Dogecoin has fallen to a price level that preceded three of its largest rallies in history.
Dogecoin fell 5.5% to $0.0939 on June 3, reaching the lower band of its Cumulative Value Days Destroyed channel, a zone that has historically marked long-term accumulation.
According to Alphractal data, the CVDD lower band between $0.10 and $0.11 has preceded three major rallies: a 25,000% surge in 2017, an 18,000% rally in 2021, and a 500% move in 2024. In each instance, the upper band of the CVDD channel later acted as resistance.
The memecoin's weekly chart shows price action constricted within Bollinger Bands, indicating low volatility typical of consolidation phases. The MACD has registered a bullish crossover, suggesting buyers are positioning. However, Dogecoin ETFs recorded zero activity on June 1, reflecting broader weakness across crypto-linked ETF products. Chainlink, Polkadot, Litecoin, Avalanche, and Hedera ETFs also saw no inflows that day.

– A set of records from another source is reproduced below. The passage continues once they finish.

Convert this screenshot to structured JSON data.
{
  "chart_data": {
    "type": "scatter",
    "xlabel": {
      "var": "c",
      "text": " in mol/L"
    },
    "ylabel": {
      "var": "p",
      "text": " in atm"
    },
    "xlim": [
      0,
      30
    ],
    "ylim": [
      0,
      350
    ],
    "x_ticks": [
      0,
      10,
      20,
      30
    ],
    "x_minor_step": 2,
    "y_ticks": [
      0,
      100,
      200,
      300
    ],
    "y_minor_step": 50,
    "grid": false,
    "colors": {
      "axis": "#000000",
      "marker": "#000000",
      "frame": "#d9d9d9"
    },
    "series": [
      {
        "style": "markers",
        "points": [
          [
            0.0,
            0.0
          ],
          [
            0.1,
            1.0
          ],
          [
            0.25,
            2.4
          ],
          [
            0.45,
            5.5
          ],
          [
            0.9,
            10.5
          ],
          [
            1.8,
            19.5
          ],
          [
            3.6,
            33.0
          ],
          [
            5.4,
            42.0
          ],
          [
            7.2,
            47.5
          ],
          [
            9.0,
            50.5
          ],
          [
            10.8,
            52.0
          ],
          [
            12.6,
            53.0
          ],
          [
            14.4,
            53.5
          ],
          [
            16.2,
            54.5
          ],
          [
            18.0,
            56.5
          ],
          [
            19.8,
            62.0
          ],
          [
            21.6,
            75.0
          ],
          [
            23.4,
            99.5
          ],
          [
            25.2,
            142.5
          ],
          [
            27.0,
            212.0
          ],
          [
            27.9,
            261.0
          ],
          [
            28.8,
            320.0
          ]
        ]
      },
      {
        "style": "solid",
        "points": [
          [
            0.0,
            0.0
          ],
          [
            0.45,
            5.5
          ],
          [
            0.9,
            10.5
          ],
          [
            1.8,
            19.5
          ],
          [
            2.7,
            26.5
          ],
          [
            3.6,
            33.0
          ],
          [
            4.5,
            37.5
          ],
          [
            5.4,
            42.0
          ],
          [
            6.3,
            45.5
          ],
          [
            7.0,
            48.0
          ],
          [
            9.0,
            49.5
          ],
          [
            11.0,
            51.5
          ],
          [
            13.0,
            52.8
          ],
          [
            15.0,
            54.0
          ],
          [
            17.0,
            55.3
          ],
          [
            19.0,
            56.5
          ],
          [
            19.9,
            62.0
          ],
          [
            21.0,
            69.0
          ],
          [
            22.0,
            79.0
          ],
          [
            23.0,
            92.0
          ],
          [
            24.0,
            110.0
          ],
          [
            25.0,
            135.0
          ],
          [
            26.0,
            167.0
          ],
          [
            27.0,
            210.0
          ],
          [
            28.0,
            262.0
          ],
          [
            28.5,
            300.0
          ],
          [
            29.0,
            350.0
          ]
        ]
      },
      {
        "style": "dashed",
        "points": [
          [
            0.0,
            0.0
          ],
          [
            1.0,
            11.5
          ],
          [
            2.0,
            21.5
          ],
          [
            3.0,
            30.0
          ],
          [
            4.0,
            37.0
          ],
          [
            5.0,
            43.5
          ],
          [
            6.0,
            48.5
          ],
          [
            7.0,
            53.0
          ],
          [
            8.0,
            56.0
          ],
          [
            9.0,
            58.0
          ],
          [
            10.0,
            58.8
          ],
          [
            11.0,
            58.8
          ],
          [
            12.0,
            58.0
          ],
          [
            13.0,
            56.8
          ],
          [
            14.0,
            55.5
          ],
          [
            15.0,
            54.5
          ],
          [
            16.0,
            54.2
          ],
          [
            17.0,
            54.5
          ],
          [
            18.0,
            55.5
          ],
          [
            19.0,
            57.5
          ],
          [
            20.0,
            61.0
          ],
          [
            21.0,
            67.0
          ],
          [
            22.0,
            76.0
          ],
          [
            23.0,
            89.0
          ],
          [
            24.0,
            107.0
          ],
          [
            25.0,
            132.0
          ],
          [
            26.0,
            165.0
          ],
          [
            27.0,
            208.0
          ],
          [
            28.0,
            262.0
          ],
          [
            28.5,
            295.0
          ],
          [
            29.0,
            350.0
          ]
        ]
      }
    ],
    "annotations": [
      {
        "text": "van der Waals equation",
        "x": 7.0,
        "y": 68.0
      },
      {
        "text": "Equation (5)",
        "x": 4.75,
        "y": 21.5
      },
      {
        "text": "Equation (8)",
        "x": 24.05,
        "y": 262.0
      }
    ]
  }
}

If history repeats, DOGE could rally back toward $0.50. A failure to hold the CVDD support zone may extend losses, with the broader crypto market already under pressure. Bitcoin fell to $66,728 on June 3, down 10.9% over the past week, while total crypto liquidations reached $1.65 billion, with longs accounting for $1.42 billion of the wipeout, according to CoinGlass data.
The launch of Dogecoin perpetual futures on Kalshi, announced alongside similar products for Solana and Ripple, could provide a volume catalyst once approved by the CFTC. The contracts have not yet received regulatory clearance.
Dogecoin's market capitalization stood at $14.51 billion as of June 3, with $1.37 billion in 24-hour trading volume, according to CoinGecko.
This article is for informational purposes only and does not constitute investment advice.